Nesta quinta-feira (16), o Palácio do Planalto afirmou, por sua vez, que deve aplicar a Lei de Reciprocidade sancionada pelo presidente Luiz Inácio Lula da Silva (PT) no ano passado. A legislação determina critérios proporcionais em caso de barreiras comerciais a produtos brasileiros.

Na prática, a legislação prevê a possibilidade do Brasil oferecer o mesmo tratamento dado à ele, seja no âmbito comercial, na concessão de vistos, na área econômica, diplomática ou a qualquer ação estrangeira que “impactem negativamente a competitividade internacional brasileira”.

A nota oficial brasileira também argumenta que os Estados Unidos têm superávit comercial na relação bilateral, tendo acumulado saldo positivo de US$ 424,5 bilhões em bens e serviços com o Brasil nos últimos 15 anos.

A Abimci, reforçou essa visão em seu posicionamento oficial.
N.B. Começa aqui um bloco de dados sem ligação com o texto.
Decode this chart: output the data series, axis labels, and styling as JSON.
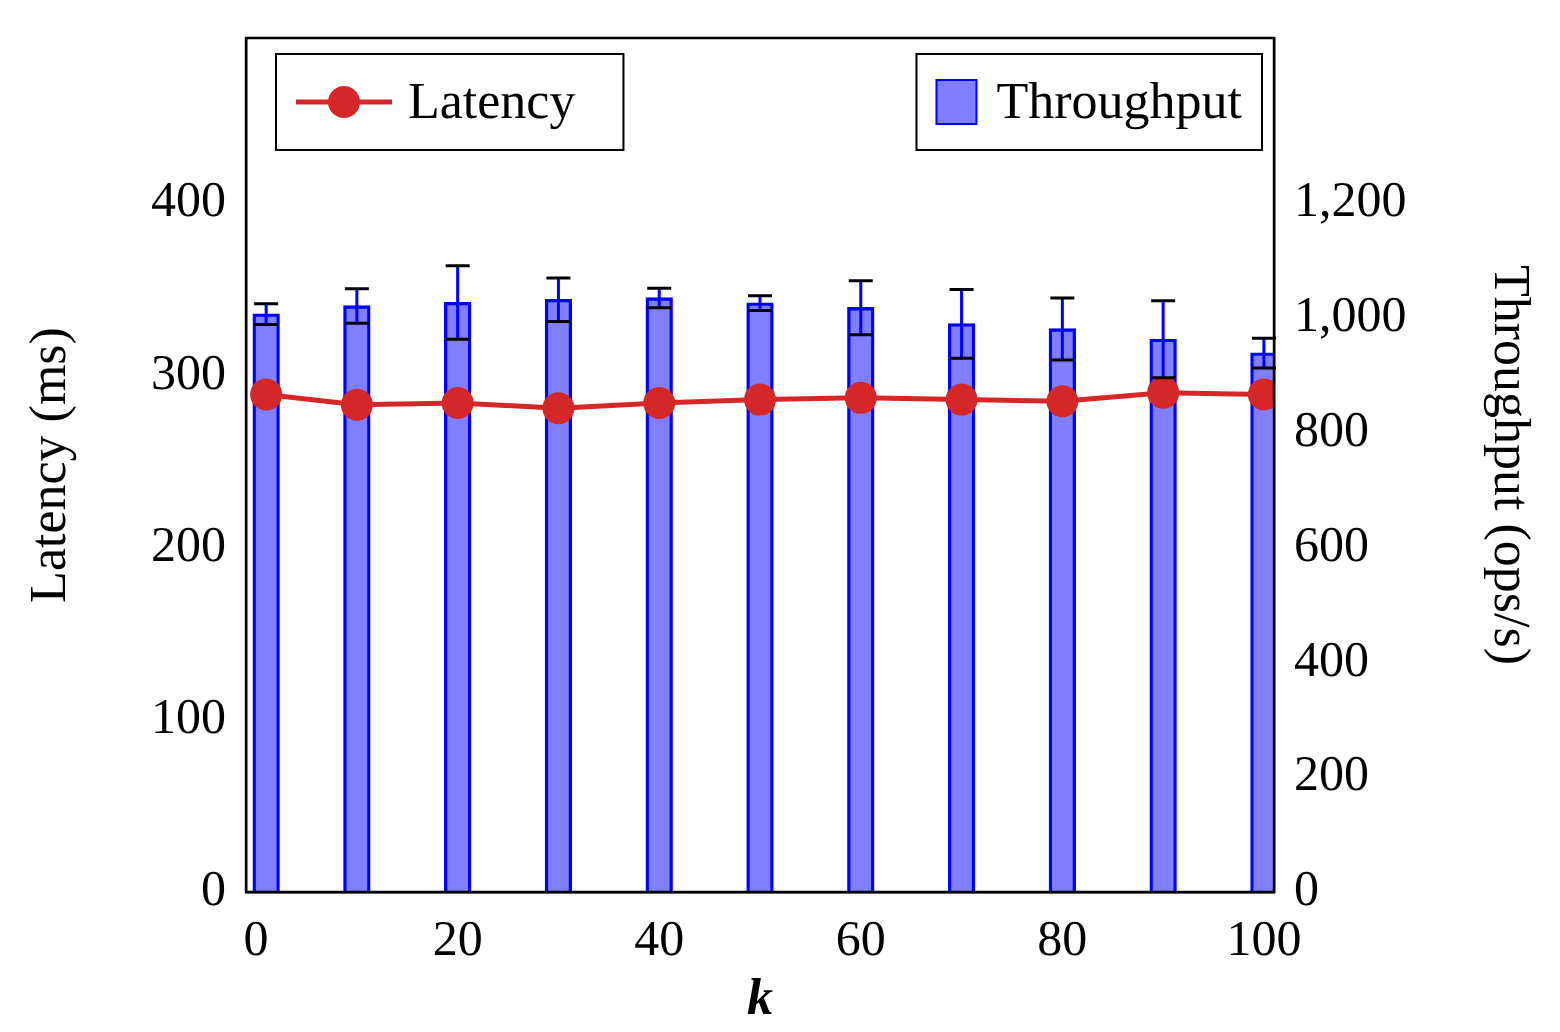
{
  "chart_data": {
    "type": "bar",
    "xlabel": "k",
    "ylabel": "Latency (ms)",
    "y2label": "Throughput (ops/s)",
    "x": [
      1,
      10,
      20,
      30,
      40,
      50,
      60,
      70,
      80,
      90,
      100
    ],
    "xlim": [
      -1,
      101
    ],
    "xticks": [
      0,
      20,
      40,
      60,
      80,
      100
    ],
    "ylim": [
      0,
      496
    ],
    "yticks": [
      0,
      100,
      200,
      300,
      400
    ],
    "y2lim": [
      0,
      1488
    ],
    "y2ticks": [
      0,
      200,
      400,
      600,
      800,
      {
        "value": 1000,
        "label": "1,000"
      },
      {
        "value": 1200,
        "label": "1,200"
      }
    ],
    "legend": "top",
    "grid": false,
    "series": [
      {
        "name": "Throughput",
        "axis": "y2",
        "color": "#0000ff",
        "values": [
          1007,
          1021,
          1027,
          1032,
          1035,
          1026,
          1018,
          990,
          981,
          963,
          939
        ],
        "errors": [
          18,
          30,
          64,
          38,
          17,
          13,
          47,
          60,
          54,
          67,
          26
        ]
      },
      {
        "name": "Latency",
        "type": "line",
        "axis": "y",
        "color": "#d62728",
        "marker": "circle",
        "values": [
          289,
          283,
          284,
          281,
          284,
          286,
          287,
          286,
          285,
          290,
          289
        ]
      }
    ]
  }
}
Para a associação, os produtos brasileiros tem relevância no mercado norte-americano, e proporcionam complementaridade em relação à produção local.

A entidade diz também que a inexistência de concorrência direta com a indústria dos Estados Unidos e a dificuldade de substituição por fornecedores de outros países são fatores importantes a serem considerados.

O novo tarifaço imposto pelos EUA ao Brasil entra em vigor em 22 de julho deste ano. A tarifa é adicional às alíquotas já existentes, ou seja: um produto que atualmente paga 5% de imposto de importação passará a pagar 30%, somando a tarifa regular aos 25% adicionais.